Виктор Заякин - Роман Петровичъ
Потерявший сознание Степка рухнул прямо под ноги Петровичу, который успел вплотную подобраться к разухабистому коллективу и щелчком по кадыку из школы ниндзюцу отключить Толяну на время голосовые связки, причем тот, радостно улыбаясь, продолжал что-то излагать. Судя по отвисшей челюсти и стеклянным глазам, ему было очень хорошо. Подняв за шиворот катающегося по траве Жиряковского, Петрович строго спросил:
— Вы шо тут, подурели?
— Шеф, я тут не при чем, однозначно! Ну, шли из-за села, ну, зашли к Дэвицу, ну, приняли по стакашке — так Степка сам начал, сказал этому козлу, что он козел и в деревенской жизни не гребется ваще, а тот обиделся и начал грузить, слушай, начальник, я не могу, отпусти в сортир, а?
Под потрескивание собственной крыши Петрович отпустил Жиряковского, который вприпрыжку побежал за кусты. "С парнем надо серьезно заниматься!", — мелькнула мысль. "Пропадет! Не кто другой, так сам такого наслушаюсь — и пошлю к раку зимовать…"
—26—
Кое-как связав портянками разбушевавшегося Толяна, народ под руководством Петровича понёс его на птичий двор отлежаться. Лишённый возможности говорить, Толян, тем не менее, не прекращал своей лекции, и бешено вращал тазом и смешно подрыгивал правой ногой, видимо изображая покос грецких помидоров во время их утреннего клёва. От созерцания этой изощрённой пантомимы не смешно было лишь одному человеку. Варлам Сосипатыч, волею судеб назначенный нести правую ногу, через каждые пять метров с ужасающим постоянством получал натренированной пяткой лектора мощнейший удар в пах. Паху это очень не нравилось… Сосипатыч, соответственно, тоже особого кайфа по этому поводу не испытывал, и методично морщась, копил на Толяна обиду и злость…
Но оказаться на птичем дворе Толяну в этот знаменательный день не удалось… Не пройдя и половины пути, делегация местных антлантов попала в пробку. Поперёк дороги плотной стеной стояли злопукинцы. Стояли плотно. Многие пришли семьями. Большинство привело с собой всех ещё стоящих на ногах домашних животных — мужей, коней, свиней, курей, гусей, козей и лошадей. Вся тусовка стояла в очереди и очень нервничала.
— Чево стоим, словяне, — попробовал завести ненавязчивый разговор Петрович.
— Да пошёл ты! — дружно ответили человек триста.

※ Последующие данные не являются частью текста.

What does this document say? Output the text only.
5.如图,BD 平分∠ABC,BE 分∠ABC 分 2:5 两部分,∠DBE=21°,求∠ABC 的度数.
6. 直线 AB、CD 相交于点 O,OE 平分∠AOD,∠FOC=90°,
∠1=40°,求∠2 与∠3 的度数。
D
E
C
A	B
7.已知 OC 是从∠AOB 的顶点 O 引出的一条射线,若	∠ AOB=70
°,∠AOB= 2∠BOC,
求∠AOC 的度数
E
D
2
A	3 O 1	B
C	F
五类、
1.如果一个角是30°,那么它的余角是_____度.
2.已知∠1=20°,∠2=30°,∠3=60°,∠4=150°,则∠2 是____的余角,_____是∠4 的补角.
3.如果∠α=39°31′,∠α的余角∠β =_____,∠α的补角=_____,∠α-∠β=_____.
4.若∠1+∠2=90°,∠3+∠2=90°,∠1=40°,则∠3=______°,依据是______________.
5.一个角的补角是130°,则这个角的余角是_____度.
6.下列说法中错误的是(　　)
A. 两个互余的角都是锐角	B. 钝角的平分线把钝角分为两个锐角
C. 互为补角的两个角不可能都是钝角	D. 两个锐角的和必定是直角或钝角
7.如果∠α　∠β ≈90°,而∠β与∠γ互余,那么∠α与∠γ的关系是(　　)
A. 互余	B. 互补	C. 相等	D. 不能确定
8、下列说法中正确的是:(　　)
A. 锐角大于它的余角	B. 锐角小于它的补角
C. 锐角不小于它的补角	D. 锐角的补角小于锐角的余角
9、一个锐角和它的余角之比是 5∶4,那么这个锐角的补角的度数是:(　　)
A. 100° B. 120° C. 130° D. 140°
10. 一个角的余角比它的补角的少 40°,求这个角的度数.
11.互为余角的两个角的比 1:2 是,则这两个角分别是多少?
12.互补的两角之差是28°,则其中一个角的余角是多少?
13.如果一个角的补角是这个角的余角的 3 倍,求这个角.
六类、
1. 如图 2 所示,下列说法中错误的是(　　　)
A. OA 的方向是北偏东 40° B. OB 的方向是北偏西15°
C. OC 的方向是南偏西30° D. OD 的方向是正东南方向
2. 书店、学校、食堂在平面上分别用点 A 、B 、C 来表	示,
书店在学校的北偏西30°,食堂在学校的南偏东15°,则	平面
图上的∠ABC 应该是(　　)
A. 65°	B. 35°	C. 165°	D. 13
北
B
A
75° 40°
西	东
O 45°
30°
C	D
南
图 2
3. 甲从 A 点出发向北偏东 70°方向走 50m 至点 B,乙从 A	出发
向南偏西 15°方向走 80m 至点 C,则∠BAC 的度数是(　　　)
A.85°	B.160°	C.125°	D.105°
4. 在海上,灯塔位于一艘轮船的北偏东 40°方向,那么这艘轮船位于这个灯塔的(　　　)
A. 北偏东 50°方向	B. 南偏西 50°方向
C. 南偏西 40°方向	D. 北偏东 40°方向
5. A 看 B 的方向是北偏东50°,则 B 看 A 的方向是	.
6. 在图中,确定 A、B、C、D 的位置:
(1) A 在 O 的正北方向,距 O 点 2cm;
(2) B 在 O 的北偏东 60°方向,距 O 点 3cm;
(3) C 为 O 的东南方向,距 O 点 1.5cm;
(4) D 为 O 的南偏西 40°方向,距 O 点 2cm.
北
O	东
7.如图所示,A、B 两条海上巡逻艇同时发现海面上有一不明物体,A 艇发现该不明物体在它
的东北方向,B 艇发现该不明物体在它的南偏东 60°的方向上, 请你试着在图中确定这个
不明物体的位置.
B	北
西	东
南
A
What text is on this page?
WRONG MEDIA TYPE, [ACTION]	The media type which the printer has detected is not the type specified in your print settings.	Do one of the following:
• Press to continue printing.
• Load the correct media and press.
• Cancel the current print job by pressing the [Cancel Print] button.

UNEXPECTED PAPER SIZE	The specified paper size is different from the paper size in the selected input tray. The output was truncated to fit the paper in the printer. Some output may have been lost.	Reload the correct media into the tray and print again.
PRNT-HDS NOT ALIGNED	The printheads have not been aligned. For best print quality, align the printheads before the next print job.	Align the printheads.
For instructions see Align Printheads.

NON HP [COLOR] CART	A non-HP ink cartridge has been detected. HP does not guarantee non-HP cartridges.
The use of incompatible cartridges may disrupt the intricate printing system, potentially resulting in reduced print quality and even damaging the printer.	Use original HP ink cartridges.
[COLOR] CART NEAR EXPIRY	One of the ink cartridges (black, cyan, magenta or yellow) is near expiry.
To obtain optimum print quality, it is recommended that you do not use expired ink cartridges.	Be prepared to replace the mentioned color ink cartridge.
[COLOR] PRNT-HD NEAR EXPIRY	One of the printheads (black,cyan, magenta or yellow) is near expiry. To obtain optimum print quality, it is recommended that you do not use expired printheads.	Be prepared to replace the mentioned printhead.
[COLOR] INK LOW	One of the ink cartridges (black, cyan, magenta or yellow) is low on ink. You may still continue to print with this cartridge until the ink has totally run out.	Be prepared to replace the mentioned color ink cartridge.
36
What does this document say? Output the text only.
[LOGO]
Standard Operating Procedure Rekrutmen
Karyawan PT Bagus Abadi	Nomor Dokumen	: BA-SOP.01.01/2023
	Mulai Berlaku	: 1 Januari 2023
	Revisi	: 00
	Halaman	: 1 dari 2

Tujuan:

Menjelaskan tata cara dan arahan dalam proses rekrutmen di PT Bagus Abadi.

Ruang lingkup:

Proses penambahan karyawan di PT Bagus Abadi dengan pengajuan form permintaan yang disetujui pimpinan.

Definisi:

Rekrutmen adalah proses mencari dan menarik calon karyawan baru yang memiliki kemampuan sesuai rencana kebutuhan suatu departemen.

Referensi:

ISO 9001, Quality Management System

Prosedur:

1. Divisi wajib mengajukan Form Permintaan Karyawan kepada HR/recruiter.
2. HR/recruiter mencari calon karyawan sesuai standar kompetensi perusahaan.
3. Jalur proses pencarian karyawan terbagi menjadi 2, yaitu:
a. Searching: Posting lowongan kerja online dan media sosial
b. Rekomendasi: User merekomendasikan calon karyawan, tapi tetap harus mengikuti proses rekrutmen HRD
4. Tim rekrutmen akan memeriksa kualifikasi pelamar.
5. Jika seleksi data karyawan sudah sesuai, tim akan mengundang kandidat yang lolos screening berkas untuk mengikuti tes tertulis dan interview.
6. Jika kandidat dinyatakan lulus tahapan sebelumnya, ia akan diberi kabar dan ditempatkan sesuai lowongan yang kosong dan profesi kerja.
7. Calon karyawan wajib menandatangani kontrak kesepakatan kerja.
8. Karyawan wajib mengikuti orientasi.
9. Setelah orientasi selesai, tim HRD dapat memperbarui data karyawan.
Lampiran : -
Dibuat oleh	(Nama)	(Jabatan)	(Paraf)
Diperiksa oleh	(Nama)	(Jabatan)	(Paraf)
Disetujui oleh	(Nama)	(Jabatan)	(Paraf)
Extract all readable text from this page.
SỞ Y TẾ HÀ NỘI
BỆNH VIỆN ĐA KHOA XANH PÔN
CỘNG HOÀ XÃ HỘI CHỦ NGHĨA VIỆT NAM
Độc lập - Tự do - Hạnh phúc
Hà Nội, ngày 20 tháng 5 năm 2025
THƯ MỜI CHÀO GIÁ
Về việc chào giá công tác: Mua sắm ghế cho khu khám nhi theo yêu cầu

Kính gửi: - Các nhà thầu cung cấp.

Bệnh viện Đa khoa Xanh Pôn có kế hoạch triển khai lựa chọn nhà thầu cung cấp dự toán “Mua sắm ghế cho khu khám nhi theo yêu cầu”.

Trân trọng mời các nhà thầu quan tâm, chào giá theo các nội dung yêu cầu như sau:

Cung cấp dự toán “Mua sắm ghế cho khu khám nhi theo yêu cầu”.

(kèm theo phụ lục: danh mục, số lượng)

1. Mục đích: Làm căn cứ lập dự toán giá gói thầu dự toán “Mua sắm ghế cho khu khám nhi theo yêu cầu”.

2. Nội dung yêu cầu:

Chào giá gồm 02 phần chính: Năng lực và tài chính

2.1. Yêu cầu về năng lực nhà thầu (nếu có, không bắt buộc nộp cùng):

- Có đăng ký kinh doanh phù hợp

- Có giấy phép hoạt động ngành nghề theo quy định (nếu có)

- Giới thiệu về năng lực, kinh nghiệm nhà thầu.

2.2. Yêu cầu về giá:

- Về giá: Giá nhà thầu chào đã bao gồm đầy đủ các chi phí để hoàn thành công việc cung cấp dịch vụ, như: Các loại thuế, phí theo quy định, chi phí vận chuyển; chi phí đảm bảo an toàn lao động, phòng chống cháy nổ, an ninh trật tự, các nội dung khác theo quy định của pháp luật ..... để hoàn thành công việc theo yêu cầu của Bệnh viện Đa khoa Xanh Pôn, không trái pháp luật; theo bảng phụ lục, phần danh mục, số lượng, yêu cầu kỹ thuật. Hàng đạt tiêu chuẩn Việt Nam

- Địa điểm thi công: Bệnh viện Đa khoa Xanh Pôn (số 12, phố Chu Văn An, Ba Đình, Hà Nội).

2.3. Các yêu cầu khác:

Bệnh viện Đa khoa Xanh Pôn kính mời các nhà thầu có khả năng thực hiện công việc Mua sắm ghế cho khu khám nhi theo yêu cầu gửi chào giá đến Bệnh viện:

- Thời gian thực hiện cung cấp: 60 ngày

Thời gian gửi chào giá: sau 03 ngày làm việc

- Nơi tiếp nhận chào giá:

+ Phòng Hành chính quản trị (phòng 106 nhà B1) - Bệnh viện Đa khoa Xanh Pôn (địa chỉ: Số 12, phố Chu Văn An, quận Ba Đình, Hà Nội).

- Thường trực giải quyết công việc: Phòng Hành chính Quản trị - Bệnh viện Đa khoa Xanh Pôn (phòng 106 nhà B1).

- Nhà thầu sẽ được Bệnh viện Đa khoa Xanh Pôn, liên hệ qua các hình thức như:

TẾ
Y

Нисколько не обидившись на столь своеобразную форму приветствия, Петрович действительно пошёл к голове очереди. Народ зашумел, но боялся. Изрядно поработав локтями и головой, президент независимого Злопукино продрался-таки к дверям старого склада спецодежды, на которых было прибито распечатанное на принтере объявление:
???????????????????????????????????????????????????
? Сиводня в шесть часов вечера будит?
? расдаваца гоманитарная помосчь из америки!?
? Кажный желаюсщий палучет денежный перивод?
? в залог личново иммущиства!?
? — ПриветБанк — ?
???????????????????????????????????????????????????
"Опять Мойша чесной народ облапошить удумал!", — догадался Петрович (лазерный принтер имелся в наличии только у этого слишком уж предприимчивого Ломбардиста).
— Так, кацапы в очереди есть? — громко и грозно крикнул Петрович.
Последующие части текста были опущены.